# Venison Cheddar-jalapeno Smoked Sausage Recipe



## medic427

Does anyone have a good recipe for this that there willing to share. A buddy of mine used to make it when we were in the Marines but unfortunately hes not around any more to pass on the recipe.


----------



## KEN W

You can use basically any recipe you want and add hard butcher shop cheddar and diced up jalapenos. Polish, Country, Brats, Andoulie ......whatever is your favorite.


----------



## medic427

thanks i appreciate the help


----------



## Norm70

if your making fresh sausage, i like those packages you buy in the store. I think they are called kraft crumbles??? or if your going to smoke the sausage use a good high temp cheddar. also if you would like just go to the local butcher and buy some premixed seasoning and mix it that way. saves money on buying ingredients.


----------



## holmsvc

I would use what ever sausage seasoning you like and then add high temp jalapeno cheese. If you use regular cheese you will have to be very careful when you cook your sausage. If you taste the cheese and want more heat add canned or dried jalapenos.


----------



## Norm70

i have never really had a problem adding regular cheeses to fresh sausage. It has never really cooked out. although the harder cheeses have worked better. I just made some smoked guda(sp) brats about 2 weeks ago. worked out great. the crumbles stuff seems to be be the cheapest option and has worked great.
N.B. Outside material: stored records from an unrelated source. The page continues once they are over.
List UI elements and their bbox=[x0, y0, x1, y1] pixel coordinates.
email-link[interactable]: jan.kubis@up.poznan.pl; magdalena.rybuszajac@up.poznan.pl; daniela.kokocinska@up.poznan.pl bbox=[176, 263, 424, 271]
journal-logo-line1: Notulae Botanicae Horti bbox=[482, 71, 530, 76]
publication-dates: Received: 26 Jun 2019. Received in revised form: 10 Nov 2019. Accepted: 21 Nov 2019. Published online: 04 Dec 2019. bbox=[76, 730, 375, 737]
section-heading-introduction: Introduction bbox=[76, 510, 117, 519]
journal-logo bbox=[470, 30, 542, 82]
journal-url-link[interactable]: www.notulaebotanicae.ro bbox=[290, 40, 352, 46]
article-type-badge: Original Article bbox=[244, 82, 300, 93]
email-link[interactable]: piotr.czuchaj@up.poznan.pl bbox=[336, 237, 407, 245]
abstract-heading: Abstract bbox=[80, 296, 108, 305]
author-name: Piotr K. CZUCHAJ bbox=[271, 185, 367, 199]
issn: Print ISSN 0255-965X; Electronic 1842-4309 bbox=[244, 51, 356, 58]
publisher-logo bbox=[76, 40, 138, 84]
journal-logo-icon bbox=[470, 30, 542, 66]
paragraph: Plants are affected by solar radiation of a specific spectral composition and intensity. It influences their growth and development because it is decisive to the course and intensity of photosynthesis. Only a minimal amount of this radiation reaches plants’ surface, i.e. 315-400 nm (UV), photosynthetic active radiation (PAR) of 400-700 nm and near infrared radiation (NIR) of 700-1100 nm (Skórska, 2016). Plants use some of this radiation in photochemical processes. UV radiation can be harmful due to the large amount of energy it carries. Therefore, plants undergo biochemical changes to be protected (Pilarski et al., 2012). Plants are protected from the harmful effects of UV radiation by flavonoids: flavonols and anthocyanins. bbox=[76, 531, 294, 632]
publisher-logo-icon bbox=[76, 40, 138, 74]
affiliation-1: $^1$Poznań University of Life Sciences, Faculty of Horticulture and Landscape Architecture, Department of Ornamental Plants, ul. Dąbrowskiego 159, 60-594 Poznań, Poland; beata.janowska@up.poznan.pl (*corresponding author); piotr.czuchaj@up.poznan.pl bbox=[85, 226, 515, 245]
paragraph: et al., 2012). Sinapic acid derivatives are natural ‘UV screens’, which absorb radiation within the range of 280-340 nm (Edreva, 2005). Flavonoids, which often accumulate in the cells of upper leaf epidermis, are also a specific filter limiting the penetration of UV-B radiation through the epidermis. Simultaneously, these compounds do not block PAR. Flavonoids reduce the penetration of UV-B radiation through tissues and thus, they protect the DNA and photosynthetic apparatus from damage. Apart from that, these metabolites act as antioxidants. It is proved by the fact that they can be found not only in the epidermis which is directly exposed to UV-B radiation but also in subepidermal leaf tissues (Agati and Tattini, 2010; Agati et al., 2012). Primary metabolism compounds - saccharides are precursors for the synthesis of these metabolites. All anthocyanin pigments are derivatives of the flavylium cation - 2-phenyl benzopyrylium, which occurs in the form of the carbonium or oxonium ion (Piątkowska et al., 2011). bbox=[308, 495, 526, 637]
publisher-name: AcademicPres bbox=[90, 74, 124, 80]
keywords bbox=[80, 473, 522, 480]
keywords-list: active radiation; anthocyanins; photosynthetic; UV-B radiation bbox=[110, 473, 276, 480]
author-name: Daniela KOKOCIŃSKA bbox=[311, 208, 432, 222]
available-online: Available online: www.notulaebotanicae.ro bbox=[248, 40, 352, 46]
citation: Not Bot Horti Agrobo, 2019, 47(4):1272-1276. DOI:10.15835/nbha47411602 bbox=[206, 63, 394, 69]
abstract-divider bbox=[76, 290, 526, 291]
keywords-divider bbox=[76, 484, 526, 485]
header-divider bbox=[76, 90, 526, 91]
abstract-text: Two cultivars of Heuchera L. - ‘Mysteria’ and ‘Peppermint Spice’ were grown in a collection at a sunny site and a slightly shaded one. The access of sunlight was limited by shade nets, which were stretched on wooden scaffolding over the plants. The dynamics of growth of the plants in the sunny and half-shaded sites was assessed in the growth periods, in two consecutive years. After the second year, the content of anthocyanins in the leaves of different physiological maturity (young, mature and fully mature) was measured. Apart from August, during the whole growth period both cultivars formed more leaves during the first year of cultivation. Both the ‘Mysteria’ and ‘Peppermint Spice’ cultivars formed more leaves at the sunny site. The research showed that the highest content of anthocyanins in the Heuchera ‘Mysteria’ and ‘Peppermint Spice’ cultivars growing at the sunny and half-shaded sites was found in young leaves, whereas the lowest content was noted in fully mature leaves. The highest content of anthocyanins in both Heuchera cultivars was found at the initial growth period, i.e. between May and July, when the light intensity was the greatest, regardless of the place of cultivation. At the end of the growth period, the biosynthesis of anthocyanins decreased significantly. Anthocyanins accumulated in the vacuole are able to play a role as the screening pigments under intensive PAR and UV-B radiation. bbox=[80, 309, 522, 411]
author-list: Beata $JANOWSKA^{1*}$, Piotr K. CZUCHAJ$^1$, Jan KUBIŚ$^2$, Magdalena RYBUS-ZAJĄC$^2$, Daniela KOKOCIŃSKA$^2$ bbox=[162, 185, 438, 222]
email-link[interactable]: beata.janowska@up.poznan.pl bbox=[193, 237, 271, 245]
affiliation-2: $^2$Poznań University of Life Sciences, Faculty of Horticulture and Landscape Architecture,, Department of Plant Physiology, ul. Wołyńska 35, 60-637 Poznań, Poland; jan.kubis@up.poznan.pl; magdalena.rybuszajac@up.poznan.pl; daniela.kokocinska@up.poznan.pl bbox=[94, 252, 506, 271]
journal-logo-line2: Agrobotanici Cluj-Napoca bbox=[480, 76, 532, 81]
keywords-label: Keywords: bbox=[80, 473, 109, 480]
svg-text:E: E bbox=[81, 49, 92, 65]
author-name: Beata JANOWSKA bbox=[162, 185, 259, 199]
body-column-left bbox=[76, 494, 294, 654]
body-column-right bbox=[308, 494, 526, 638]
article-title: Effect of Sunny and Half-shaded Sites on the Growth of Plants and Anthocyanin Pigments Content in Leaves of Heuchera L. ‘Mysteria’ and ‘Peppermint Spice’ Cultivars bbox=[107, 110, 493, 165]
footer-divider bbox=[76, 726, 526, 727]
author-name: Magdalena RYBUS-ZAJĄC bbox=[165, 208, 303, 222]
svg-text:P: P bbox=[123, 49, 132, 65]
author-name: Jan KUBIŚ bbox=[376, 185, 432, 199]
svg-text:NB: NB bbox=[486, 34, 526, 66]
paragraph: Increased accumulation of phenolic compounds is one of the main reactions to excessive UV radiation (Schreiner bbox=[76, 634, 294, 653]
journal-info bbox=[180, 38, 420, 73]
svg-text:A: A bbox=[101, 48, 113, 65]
anything i smoke is high temp all the way though.


----------



## KEN W

The recipes I have used call for 8 oz of cheese for 10 lbs of meat.
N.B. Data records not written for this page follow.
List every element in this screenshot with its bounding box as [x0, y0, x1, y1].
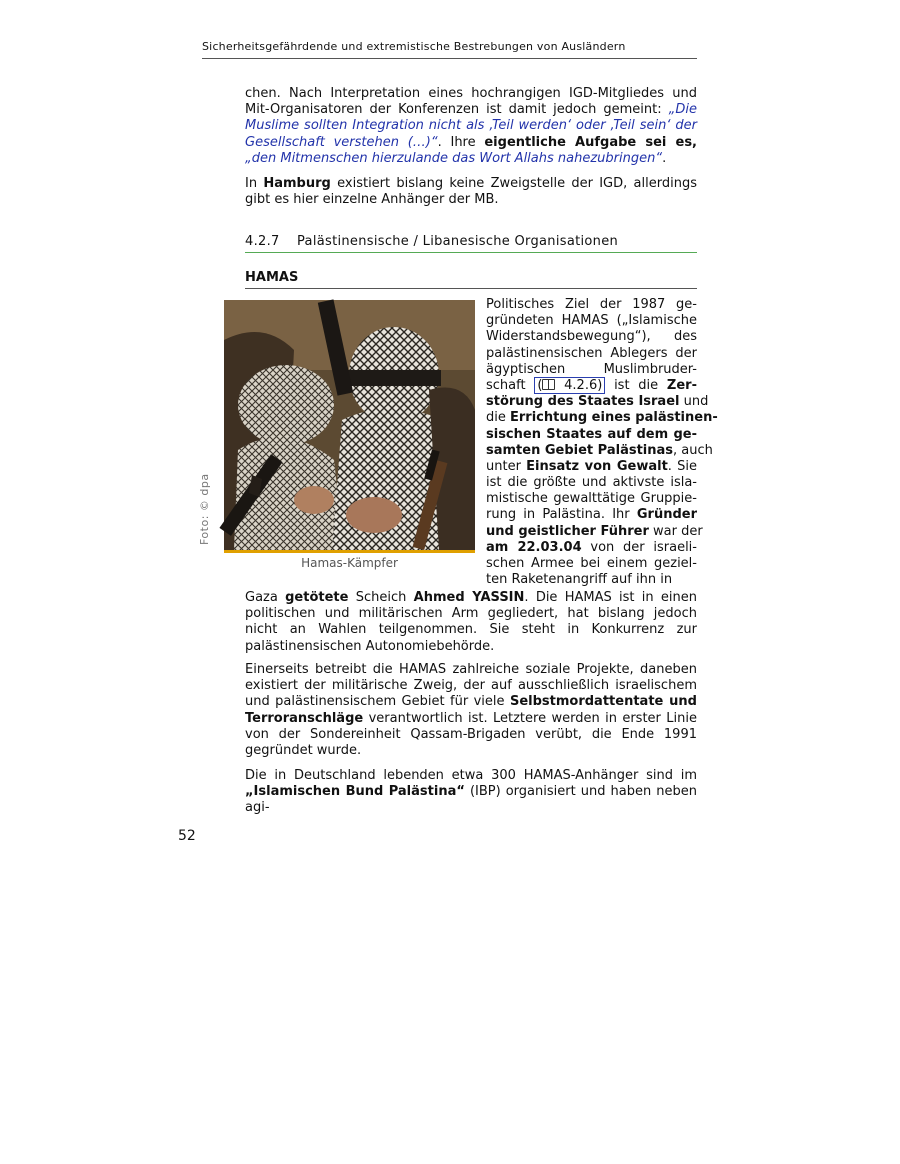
text-run: war der	[648, 523, 703, 539]
text-run: schen Armee bei einem geziel-	[486, 556, 697, 571]
text-run: unter	[486, 458, 527, 474]
text-run: .	[662, 150, 667, 166]
text-run: palästinensischen Ablegers der	[486, 345, 697, 361]
paragraph-hamas-goal	[486, 297, 718, 588]
section-heading	[245, 234, 697, 253]
text-run: Die in Deutschland lebenden etwa 300 HAMAS-Anhänger sind im	[245, 768, 697, 783]
paragraph-yassin	[245, 590, 697, 655]
text-run: verantwortlich ist. Letztere werden in erster Linie von der Sondereinheit Qassam-Brigaden verübt, die Ende 1991 gegründet wurde.	[245, 710, 697, 759]
text-line	[486, 394, 709, 410]
text-run: Widerstandsbewegung“), des	[486, 329, 697, 345]
paragraph-social-projects	[245, 662, 697, 759]
section-title: Palästinensische / Libanesische Organisationen	[297, 234, 619, 249]
bold-run: sischen Staates auf dem ge-	[486, 426, 697, 442]
text-line	[486, 572, 697, 588]
text-line	[486, 329, 697, 345]
bold-run: störung des Staates Israel	[486, 394, 680, 410]
bold-run: getötete	[285, 590, 349, 605]
cross-reference-link[interactable]: ( 4.2.6)	[534, 377, 605, 394]
text-line	[486, 523, 703, 540]
bold-run: samten Gebiet Palästinas	[486, 442, 674, 458]
quote-allah: „den Mitmenschen hierzulande das Wort Allahs nahezubringen“	[245, 150, 663, 166]
text-line	[486, 459, 697, 475]
text-run: mistische gewalttätige Gruppie-	[486, 491, 697, 507]
running-header: Sicherheitsgefährdende und extremistische Bestrebungen von Ausländern	[202, 40, 697, 59]
bold-run: Einsatz von Gewalt	[526, 458, 668, 474]
text-run: die	[486, 410, 510, 426]
section-number: 4.2.7	[245, 234, 280, 249]
text-line	[486, 475, 697, 491]
cross-reference-text: 4.2.6)	[555, 377, 603, 393]
text-run: Politisches Ziel der 1987 ge-	[486, 297, 697, 312]
text-line	[486, 507, 697, 523]
page-number: 52	[178, 828, 196, 844]
text-line	[486, 427, 697, 443]
photo-credit: Foto: © dpa	[198, 473, 211, 545]
quote-integration: „Die Muslime sollten Integration nicht als ‚Teil werden‘ oder ‚Teil sein‘ der Gesellschaft verstehen (…)“	[245, 102, 697, 150]
photo-hamas-fighters	[224, 300, 475, 553]
text-run: Gaza	[245, 590, 286, 605]
text-run: existiert bislang keine Zweigstelle der IGD, allerdings gibt es hier einzelne Anhänger der MB.	[245, 176, 697, 208]
text-run: chen. Nach Interpretation eines hochrangigen IGD-Mitgliedes und Mit-Organisatoren der Konferenzen ist damit jedoch gemeint:	[245, 86, 697, 118]
bold-run: Zer-	[666, 377, 697, 393]
paragraph-hamburg	[245, 176, 697, 208]
text-run: ägyptischen Muslimbruder-	[486, 361, 697, 377]
subheading-hamas: HAMAS	[245, 270, 697, 289]
text-run: ist die größte und aktivste isla-	[486, 475, 697, 491]
bold-run: Hamburg	[263, 176, 331, 191]
bold-run: und geistlicher Führer	[486, 523, 649, 539]
text-run: , auch	[673, 442, 713, 458]
text-run: . Ihre	[437, 134, 485, 150]
text-run: Einerseits betreibt die HAMAS zahlreiche soziale Projekte, daneben existiert der militärische Zweig, der auf ausschließlich israelischem und palästinensischem Gebiet für viele	[245, 662, 697, 710]
text-line	[486, 491, 697, 507]
text-run: von der israeli-	[581, 539, 697, 555]
text-run: . Sie	[667, 458, 697, 474]
photo-illustration	[224, 300, 475, 550]
book-icon	[542, 379, 555, 390]
text-run: rung in Palästina. Ihr	[486, 507, 637, 523]
bold-run: Gründer	[636, 507, 697, 523]
text-line	[486, 442, 713, 459]
text-run: (IBP) organisiert und haben neben agi-	[245, 784, 697, 816]
paragraph-igd	[245, 86, 697, 167]
text-line	[486, 297, 697, 313]
text-run: gründeten HAMAS („Islamische	[486, 313, 697, 329]
text-run: und	[679, 394, 709, 410]
text-line	[486, 313, 697, 329]
photo-caption: Hamas-Kämpfer	[301, 556, 398, 570]
text-line	[486, 362, 697, 378]
bold-run: am 22.03.04	[486, 539, 582, 555]
text-run: schaft	[486, 377, 535, 393]
bold-run: „Islamischen Bund Palästina“	[245, 784, 465, 800]
text-line	[486, 556, 697, 572]
bold-run: eigentliche Aufgabe sei es,	[484, 134, 697, 150]
bold-run: Ahmed YASSIN	[413, 590, 525, 605]
text-line	[486, 540, 697, 556]
text-run: Scheich	[348, 590, 414, 605]
text-line	[486, 346, 697, 362]
text-run: ist die	[605, 377, 667, 393]
text-run: ten Raketenangriff auf ihn in	[486, 572, 673, 588]
text-run: In	[245, 176, 264, 191]
text-line	[486, 410, 718, 426]
bold-run: Errichtung eines palästinen-	[510, 410, 718, 426]
text-line	[486, 378, 697, 394]
text-run: . Die HAMAS ist in einen politischen und militärischen Arm gegliedert, hat bislang jedoch nicht an Wahlen teilgenommen. Sie steht in Konkurrenz zur palästinensischen Autonomiebehörde.	[245, 590, 697, 654]
paragraph-ibp	[245, 768, 697, 817]
bold-run: Selbstmordattentate und Terroranschläge	[245, 694, 697, 726]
Mix it up and start adding jalapenos.Canned are the best.....just dice them up and taste it.If you want it hotter.....start adding the juice from the can.


----------



## djleye

Wehave made jalapeno and cranberry summer sausage and man, that is about as good as it gets!!!!


----------



## AdamFisk

So, by canned jalapenos are you guys referring to the sliced pickled jalapenos in the jars? I would think dicing up fresh jalapenos would be better than pickled peppers. Just curious I guess. I've never made anything with jalapenos in it yet, but plan to this year.


----------



## duckslayer

Everytime I have added jalepenos they have came out of a jar. I put them in the blender and make them into a paste. Add some water to that and imo it distributes a lot better this way.


----------



## KEN W

duckslayer said:


> Everytime I have added jalepenos they have came out of a jar. I put them in the blender and make them into a paste. Add some water to that and imo it distributes a lot better this way.


Same here.....I buy them in a can.mash them up and add to the sausage.....fry some and see how hot it is.As I said above,if you want it hotter add the juice.This will make it much hotter than fresh jalapenos.


----------



## Longshot

I roast fresh ones on the grill and then peel and chop. As long as you mix it well with the meat the flavor will be well distributed. When I lived in Phoenix it was really easy. Some of the grocery stores had large roasters and they would do it for you.


----------